I have a friend, well, had probably, that I was really close to. She was in my wedding. We lived together for a while. She was and is very special to me.

The problem is in her family dynamics. They are very punitive. For example they used a belt to punish their preschooler. I’ve seen them give their oldest a bloody nose. Thing at their house are violent. So violent that I called CPS once.

The mother, that said, is one of the sweetest, smartest person I know. The husband is extremely generous. Their oldest son and I are good friends and love each other a lot. I don’t know the rest of the children that well.

The other day was the oldest’s birthday. I’ll call him “Steve”. Steve and I talked on the phone for twenty minutes about what was going on with his life, school and church. He told me to check out his new friend’s website. I promised I would.

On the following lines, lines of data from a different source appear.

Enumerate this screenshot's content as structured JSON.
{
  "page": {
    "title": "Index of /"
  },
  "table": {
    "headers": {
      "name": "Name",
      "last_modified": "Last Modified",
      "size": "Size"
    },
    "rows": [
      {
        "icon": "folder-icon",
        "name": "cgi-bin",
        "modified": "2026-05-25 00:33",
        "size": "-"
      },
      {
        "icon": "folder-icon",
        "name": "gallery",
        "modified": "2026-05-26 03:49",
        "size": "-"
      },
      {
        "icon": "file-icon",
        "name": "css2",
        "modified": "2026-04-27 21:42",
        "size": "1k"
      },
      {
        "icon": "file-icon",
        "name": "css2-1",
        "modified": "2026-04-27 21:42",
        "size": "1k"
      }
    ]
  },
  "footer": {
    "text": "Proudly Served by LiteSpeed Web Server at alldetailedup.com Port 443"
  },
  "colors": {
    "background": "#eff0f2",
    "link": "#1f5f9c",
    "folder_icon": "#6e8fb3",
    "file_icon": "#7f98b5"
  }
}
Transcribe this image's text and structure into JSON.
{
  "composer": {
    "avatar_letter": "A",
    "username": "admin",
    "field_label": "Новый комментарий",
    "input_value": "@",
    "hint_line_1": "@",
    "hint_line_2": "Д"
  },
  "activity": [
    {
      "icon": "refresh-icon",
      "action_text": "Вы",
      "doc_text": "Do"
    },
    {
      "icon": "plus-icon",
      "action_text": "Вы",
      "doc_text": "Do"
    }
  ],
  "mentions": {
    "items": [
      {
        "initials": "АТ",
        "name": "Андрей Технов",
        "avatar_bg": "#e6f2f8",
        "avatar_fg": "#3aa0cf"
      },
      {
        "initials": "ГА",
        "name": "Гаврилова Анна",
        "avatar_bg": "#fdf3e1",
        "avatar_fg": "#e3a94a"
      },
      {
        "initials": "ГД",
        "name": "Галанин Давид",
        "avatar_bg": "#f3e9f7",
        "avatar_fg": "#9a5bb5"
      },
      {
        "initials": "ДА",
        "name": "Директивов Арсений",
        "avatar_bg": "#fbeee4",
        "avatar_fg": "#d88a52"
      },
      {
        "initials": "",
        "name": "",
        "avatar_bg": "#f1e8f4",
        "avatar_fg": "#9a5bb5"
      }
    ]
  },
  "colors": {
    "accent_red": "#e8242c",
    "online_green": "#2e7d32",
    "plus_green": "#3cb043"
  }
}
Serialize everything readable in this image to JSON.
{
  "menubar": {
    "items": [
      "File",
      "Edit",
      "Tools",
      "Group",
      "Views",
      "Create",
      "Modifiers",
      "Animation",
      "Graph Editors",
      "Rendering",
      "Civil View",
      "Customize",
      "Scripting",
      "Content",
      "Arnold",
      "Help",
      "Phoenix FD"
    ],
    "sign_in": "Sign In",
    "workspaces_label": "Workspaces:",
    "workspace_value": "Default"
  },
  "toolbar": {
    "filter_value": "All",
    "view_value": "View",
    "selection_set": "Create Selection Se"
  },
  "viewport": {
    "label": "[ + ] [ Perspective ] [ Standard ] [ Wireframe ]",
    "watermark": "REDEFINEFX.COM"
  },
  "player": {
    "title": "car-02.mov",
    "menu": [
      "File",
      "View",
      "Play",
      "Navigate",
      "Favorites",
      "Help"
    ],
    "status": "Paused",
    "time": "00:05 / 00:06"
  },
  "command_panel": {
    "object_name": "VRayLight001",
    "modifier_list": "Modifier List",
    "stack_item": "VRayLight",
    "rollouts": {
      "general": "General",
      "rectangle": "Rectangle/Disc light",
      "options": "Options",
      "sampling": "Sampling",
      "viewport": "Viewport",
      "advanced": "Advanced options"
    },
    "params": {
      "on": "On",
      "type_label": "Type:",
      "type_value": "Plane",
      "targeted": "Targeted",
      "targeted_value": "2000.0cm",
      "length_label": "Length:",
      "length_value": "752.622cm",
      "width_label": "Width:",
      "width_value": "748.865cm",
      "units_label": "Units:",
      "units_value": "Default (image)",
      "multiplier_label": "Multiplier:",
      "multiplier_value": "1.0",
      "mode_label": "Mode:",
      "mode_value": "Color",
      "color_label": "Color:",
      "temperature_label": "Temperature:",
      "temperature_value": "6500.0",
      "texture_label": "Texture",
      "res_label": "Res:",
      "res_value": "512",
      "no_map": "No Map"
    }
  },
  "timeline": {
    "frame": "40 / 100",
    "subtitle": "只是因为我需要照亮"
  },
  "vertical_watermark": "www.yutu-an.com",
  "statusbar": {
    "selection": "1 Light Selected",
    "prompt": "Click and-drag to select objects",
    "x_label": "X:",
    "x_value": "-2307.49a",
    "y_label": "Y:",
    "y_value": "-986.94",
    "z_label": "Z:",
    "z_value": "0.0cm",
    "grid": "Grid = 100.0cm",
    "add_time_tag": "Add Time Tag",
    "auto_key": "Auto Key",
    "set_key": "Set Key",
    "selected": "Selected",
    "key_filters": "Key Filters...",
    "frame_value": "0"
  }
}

What I found was reprehensible. This guy spanked newborns because they cried when they had to go to bed. He’d smack kids and tell them not to cry because they weren’t spanked. Spanking was the answer to everything, including age appropriate behavior like crying for milk at night and squirming in the pew.

I prayed and called CPS. The CPS worker told me to call the Police. I did. Within a half an hour the police were at their house, terrifying the family. I never mean to include them as part of this debacle. I thought they’d track down the perpetrator and find out what was going on there. I had no idea they’d bother my friends.

Now, what I think happened is this. The boy was beaten for talking to me and telling me about this man – he wasn’t allowed to write me a thank you note, even (I received an email from the mom). The mother has been forbidden to call me or talk to me (She hasn’t returned my calls.) And it goes on and on.

I am sad that the boy has been treated so badly. I am also so sad to lose my friend. The Bible tells us that “A Friend Loves at All Times, and a Brother Is Born for Adversity”. This woman was my sister. There is no doubt in my mind about this one.
Ecclesiastes says:
“Two are better than one,
because they have a good return for their work:
If one falls down,
his friend can help him up.
But pity the man who falls
and has no one to help him up!”

Now, I have a husband and he is my number 1, but it was not always like that. During our courtship my friend kept me from breaking up with him over and over. I would find little things or even big things and she’d talk me through it. I know now that breaking up with my husband would have been a huge mistake. A mistake I did not make because of her.

Now, I have many friends. Good friends, close friends. But I haven’t been as close to anyone else since we “broke up” after my first call to CPS. This keeps making me sad.